Indigo Story
If you can’t tell by now we’re obsessed with indigo. The plant dye is a crucial aspect of our brand because of its connection to Nigerian and West African culture and because of its sustainability as a textile dye. The cotton fabric for all our products are hand dyed by master artisans at the centuries old Kofar Mata dye pits in Kano State Nigeria.
What is indigo dyeing?:
The indigo plant: Indigofera tinctoria, also called true indigo, is a species of plant from the bean family that was one of the original sources of indigo dye. It has been naturalized to tropical and temperate Asia, as well as parts of Africa, but its native habitat is unknown since it has been in cultivation worldwide for many centuries. Today most dye is synthetic, but natural dye from I. tinctoria is still available, marketed as natural coloring where it is known as tarum in Indonesia and nila in Malaysia. In Iran and areas of the former Soviet Union it is known as basma. The plant is also widely grown as a soil-improving groundcover.
True indigo is a shrub one to two meters high. It may be an annual, biennial, or perennial, depending on the climate in which it is grown. It has light green pinnate leaves and sheafs of pink or violet flowers. The plant is a legume, so it is rotated into fields to improve the soil in the same way that other legume crops such as alfalfa and beans are.
Dye is obtained from the processing of the plant's leaves. They are soaked in water and fermented in order to convert the glycoside indican naturally present in the plant to the blue dye indigotin. The precipitate from the fermented leaf solution is mixed with a strong base such as lye.
Via wikipedia.
Global history of indigo dyeing.
Indigo dyeing as a craft has existed in Nigeria for 500 years with dye pits in the north of Nigeria -- Zaria and Kano State -- today only the famous Kofar Mata dyeing pits of Kano has survived and has now become a tourist site. Indigo is an integral part of Northern trade history, serving as a valuable form of exchange for ancient merchants and a symbolic material for memorable occasions. The purple cotton of Kano was once famous throughout Africa’s arid Sahel belt, in the days when the Nigerian emirate was a center of trans-Saharan trade in salt and gold, rivaling the fabled riches of Timbuktu.
How we discovered indigo: Our first exploration with dyeing was on our trip to find funtua cotton in Osogbo. We dyed some fabric at the pits in Osogbo and knew instantly that we wanted indigo to be part of our textiles.

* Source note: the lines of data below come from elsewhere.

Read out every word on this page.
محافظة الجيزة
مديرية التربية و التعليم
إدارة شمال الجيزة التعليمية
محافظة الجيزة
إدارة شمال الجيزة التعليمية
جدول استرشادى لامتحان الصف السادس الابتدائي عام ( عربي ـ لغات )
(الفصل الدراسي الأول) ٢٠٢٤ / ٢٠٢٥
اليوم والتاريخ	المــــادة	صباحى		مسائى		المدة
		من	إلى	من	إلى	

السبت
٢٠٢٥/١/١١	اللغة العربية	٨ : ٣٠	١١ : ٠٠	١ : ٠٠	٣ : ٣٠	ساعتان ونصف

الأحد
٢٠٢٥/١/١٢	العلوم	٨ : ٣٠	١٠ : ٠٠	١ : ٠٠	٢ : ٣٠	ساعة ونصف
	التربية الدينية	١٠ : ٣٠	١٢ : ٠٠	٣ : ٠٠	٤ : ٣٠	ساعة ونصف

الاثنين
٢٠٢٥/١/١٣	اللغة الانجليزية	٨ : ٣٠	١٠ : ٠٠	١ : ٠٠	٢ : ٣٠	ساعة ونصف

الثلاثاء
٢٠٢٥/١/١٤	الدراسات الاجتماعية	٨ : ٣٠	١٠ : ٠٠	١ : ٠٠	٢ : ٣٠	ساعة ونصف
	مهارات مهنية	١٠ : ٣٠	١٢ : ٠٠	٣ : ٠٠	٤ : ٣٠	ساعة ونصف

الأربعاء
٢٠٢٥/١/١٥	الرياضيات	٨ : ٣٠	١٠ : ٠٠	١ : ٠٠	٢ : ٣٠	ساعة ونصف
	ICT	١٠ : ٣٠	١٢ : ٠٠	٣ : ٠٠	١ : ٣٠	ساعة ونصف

In the last days of our trip to Northern Nigeria, where we explored the growing weaving of cotton in Kaduna and Funtua, we travelled to Kano to visit Kofar mata in the old city, now a tourist destination.
The tour guide, Haruna Bafar, a 7th generation master dyer, educated us on the history of the dye pits and the simple but deliberately slow indigo dyeing process -- from the six months it takes to prepare a solution for a pit, to the hand dipped dyeing processes, and the use of depleted solutions for healing purposes, Indigo is a naturally circular process that starts and returns to nature over each pits life cycle. Inspired by Haruna’s story and demonstrations, we gave him sample funtua fabric to dye in 4 shades of indigo. The results two days later were breath-taking.
Since then we have deepened our knowledge of indigo and its relationship to textiles, visiting Kano a few more times to experiment with dyeing and weaving techniques.